The appeal focuses on results from eight eastern and southern regions more than 15 million votes, almost half of the total cast in the runoff.

Yushchenko's lawyers cited turnout of above 100 percent in hundreds of precincts in Donetsk and Luhansk, problems with voting lists and multiple voting with absentee ballots. The opposition also asked the court to name Yushchenko the winner based on his winning a narrow plurality of the votes in the first round on Oct. 31.

Kuchma's support for a rerun of the election indicated the government was feeling mounting pressure. The West has refused to recognize the election results, while Russia which still yields considerable influence over Ukraine congratulated Yanukovych and complained of Western meddling.
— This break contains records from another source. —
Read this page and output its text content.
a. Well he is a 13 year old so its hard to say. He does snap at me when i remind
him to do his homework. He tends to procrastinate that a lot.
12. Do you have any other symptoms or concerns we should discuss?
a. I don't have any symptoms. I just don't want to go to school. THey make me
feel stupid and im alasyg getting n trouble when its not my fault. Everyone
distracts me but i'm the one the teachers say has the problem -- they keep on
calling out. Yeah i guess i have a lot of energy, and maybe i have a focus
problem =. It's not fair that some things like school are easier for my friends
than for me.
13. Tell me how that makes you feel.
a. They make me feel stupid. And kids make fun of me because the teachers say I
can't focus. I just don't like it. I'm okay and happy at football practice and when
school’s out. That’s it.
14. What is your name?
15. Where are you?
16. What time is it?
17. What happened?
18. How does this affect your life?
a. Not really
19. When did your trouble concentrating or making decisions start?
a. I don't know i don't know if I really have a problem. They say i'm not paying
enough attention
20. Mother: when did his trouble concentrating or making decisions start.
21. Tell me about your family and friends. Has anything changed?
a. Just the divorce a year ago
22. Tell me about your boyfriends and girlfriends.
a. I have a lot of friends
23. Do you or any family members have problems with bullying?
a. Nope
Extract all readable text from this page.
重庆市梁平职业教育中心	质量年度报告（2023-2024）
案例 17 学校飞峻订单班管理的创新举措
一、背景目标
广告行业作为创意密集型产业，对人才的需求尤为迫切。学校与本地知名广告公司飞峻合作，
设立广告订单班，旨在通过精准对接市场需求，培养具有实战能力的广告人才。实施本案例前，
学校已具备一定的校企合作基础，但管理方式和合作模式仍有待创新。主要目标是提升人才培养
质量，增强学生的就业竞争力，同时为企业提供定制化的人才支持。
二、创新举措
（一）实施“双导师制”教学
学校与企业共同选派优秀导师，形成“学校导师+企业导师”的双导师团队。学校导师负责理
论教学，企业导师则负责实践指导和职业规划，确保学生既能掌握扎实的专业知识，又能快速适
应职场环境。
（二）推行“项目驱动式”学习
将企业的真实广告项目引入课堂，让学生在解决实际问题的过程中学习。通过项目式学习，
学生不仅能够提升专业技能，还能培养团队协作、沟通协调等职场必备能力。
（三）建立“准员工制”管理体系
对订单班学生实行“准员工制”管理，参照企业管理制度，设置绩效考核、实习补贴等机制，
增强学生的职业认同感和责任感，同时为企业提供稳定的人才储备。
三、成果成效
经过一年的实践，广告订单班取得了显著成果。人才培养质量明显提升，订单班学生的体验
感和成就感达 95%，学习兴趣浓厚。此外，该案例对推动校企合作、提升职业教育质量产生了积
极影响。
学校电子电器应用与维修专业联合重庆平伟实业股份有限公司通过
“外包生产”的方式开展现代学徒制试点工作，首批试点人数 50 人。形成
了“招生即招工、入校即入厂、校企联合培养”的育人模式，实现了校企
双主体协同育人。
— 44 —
Speaking to German Chancellor Gerhard Schroeder, Russian President Vladimir Putin reiterated that the dispute must be resolved under Ukrainian law and not under external or internal pressure, according to the Kremlin.

The political crisis has led to fears that Ukraine, which has the fastest growing economy in Europe, could plunge into economic turmoil. Many Ukrainians have waited in long lines to exchange the national currency, hryvna, for U.S. dollars, and there have been warnings of runs on bank deposits.